Dick Cheney once observed that "deficits don't matter," which may well have been the most honest phrase he ever uttered. His words were at least partly true, which is more than can be said for the great majority of the vice president's remarks -- and they certainly expressed the candid attitude of Republicans whenever they attain power. His pithy fiscal slogan should remind us that much of the current political furor over deficit spending in the Obama budget is wrong, hypocritical, and worthy of the deepest skepticism.
In our time, the Republican Party has compiled an impressive history of talking about fiscal responsibility while running up unrivaled deficits and debt. Of the roughly $11 trillion in federal debt accumulated to date, more than 90 percent can be attributed to the tenure of three presidents: Ronald Reagan, who used to complain constantly about runaway spending; George Herbert Walker Bush, reputed to be one of those old-fashioned green-eyeshade Republicans; and his spendthrift son George "Dubya" Bush, whose trillion-dollar war and irresponsible tax cuts accounted for nearly half the entire burden. Only Bill Clinton temporarily reversed the trend with surpluses and started to pay down the debt (by raising rates on the wealthiest taxpayers).
Republicans in Congress likewise demanded balanced budgets in their propaganda (as featured in the 1993 Contract with America), but then proceeded to despoil the Treasury with useless spending and tax cuts for those who needed them least. Even John McCain, once a principled critic of those tax cuts, turned hypocrite when he endorsed them while continuing to denounce the deficits they had caused.
But was Cheney wrong when he airily dismissed the importance of deficits? In the full quotation, as first recounted by Paul O'Neill, Bush's fired Treasury Secretary, he said, "You know, Paul, Reagan proved deficits don't matter. We won the [Congressional] midterms [in November 2002]. This is our due." What he evidently meant -- aside from claiming the spoils -- was that the effects of deficit spending tend to be less dire than predicted. And that insight deserves to be considered if only because all the partisan barking over the projected deficits in the Obama budget is so hysterical -- as if nothing could be worse than more federal spending.

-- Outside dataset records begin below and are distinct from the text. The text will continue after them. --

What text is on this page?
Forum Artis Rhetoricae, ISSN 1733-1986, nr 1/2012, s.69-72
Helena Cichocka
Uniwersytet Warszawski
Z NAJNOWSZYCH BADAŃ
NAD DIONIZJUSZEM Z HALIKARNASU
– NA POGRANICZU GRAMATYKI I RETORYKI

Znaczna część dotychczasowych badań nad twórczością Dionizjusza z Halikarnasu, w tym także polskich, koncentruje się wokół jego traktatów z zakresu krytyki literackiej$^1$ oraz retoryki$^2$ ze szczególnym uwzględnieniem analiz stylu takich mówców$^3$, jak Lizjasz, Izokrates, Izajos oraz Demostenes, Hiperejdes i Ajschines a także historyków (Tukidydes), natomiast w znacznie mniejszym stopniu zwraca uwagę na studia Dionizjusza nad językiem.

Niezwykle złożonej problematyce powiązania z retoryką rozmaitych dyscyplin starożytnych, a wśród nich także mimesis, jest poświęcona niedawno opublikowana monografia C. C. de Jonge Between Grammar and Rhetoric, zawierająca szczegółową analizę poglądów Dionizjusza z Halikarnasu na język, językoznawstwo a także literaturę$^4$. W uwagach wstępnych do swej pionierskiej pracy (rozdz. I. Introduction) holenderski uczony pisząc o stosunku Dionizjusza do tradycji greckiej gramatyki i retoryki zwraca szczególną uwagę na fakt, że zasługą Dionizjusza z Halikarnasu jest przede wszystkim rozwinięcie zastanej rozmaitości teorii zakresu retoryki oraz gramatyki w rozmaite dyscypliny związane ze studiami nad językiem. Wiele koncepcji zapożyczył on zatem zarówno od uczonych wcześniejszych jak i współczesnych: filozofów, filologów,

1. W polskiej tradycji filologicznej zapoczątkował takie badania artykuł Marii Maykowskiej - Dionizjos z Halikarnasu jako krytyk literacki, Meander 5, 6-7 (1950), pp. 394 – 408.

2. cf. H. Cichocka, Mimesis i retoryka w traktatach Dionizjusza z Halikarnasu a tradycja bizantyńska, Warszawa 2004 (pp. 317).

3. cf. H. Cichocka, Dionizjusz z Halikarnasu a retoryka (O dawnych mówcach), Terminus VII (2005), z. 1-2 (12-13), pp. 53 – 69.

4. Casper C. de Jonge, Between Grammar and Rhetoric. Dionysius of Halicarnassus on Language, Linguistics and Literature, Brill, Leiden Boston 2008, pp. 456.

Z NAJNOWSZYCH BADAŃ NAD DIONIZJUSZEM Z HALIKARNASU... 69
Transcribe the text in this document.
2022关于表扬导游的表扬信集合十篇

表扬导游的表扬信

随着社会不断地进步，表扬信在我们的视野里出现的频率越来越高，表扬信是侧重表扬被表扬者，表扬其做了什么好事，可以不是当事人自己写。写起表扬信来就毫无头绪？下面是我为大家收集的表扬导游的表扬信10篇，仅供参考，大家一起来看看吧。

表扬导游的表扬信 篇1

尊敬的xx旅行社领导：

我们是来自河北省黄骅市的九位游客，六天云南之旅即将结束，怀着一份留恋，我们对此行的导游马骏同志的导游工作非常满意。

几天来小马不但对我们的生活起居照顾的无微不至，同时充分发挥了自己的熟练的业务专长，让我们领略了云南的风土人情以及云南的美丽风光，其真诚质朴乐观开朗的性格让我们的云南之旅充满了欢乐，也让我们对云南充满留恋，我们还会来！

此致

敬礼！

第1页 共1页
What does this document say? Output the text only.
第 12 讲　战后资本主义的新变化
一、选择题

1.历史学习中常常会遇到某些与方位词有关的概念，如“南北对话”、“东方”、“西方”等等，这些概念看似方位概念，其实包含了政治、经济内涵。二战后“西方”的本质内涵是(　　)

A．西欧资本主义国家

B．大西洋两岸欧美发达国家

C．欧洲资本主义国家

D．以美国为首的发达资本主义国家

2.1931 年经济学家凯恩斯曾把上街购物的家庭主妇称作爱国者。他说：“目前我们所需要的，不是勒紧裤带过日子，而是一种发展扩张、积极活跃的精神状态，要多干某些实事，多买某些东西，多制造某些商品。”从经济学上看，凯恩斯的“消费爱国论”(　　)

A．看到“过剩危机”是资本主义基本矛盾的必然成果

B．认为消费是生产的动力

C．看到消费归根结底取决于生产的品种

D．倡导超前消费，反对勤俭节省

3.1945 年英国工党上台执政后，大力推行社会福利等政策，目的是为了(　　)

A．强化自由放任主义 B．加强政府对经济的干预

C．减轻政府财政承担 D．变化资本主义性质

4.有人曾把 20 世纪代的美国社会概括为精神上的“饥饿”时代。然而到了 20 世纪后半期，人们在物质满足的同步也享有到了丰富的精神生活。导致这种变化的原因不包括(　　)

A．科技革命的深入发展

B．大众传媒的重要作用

Such is the institutional bias of the Washington press corps, which habitually refers to deficits "exploding" and to the nation "engulfed in red ink," and so on. But in fact the United States has recovered from considerably deeper indebtedness than that now on the horizon. Besides, as history warns, there are things much worse than deficits and debt. One such thing was the Great Depression, prolonged when Franklin Roosevelt decided to curb the deficits that had revived the economy, and ended only when he raised spending even higher in wartime. Another was worldwide fascist domination, a threat defeated by expanding America's public debt to unprecedented levels during World War II. No sane person cared then that public debt had risen well above gross domestic product.
Those scary charts and graphs often deployed to illustrate our parlous state of indebtedness rarely date back as far as the Forties and Fifties -- and the reason is simple. The massive deficits incurred during the war didn't matter, as Cheney might say, because the wartime national investments in industry, technology and science undergirded a postwar boom that lasted for nearly three decades, creating the largest and most prosperous middle class in human history.
The average annual growth rate remained close to four percent for that entire period -- and over time the combination of constant growth and smaller deficits reduced the ratio of debt to a fraction of its postwar dimension. What mattered more than the size of the deficits was whether they were spent on things that enabled consistent growth.
Today, President Obama is more troubled by the enormous threats to the nation's future than by deficits, even if they are projected in trillions of dollars. Clearly he believes that there are still some things worse than debt.
One such thing would be a global depression that drags on for several years. Another would be the catastrophic consequences of unchecked climate change, potentially more devastating than a world war; deteriorating public schools that will undermine democracy and demote us to secondary status; and a national health system that costs too much, provides too little care, and burdens enterprise. By investing now, he hopes to prevent disaster and create the conditions for sustainable expansion.
Not all of the warnings about deficit spending are false. Wasteful federal spending can eventually lead to inflation; excessive deficits can cause interest rates to rise, although that doesn't always occur. But as Clinton proved in confronting the huge legacy of debt left over from the Reagan era, it is possible to raise taxes and slow spending without damage to the broader economy.
As for the Republicans, it is difficult to listen to their doomsaying predictions without laughing. They want us to worry about the evils of deficit spending when they obviously don't worry about that at all. Just yesterday, the House Republican leadership distributed what they called an alternative budget. Missing from that thin sheaf of papers was any attempt to estimate what their plan would cost and how much it would increase the deficit. Their ironic ignorance of history was illustrated by their single concrete proposal. They insist that we must cut the maximum tax rate from 36 percent to 25 percent – or the same as the top rate in 1929, on the eve of the Great Depression.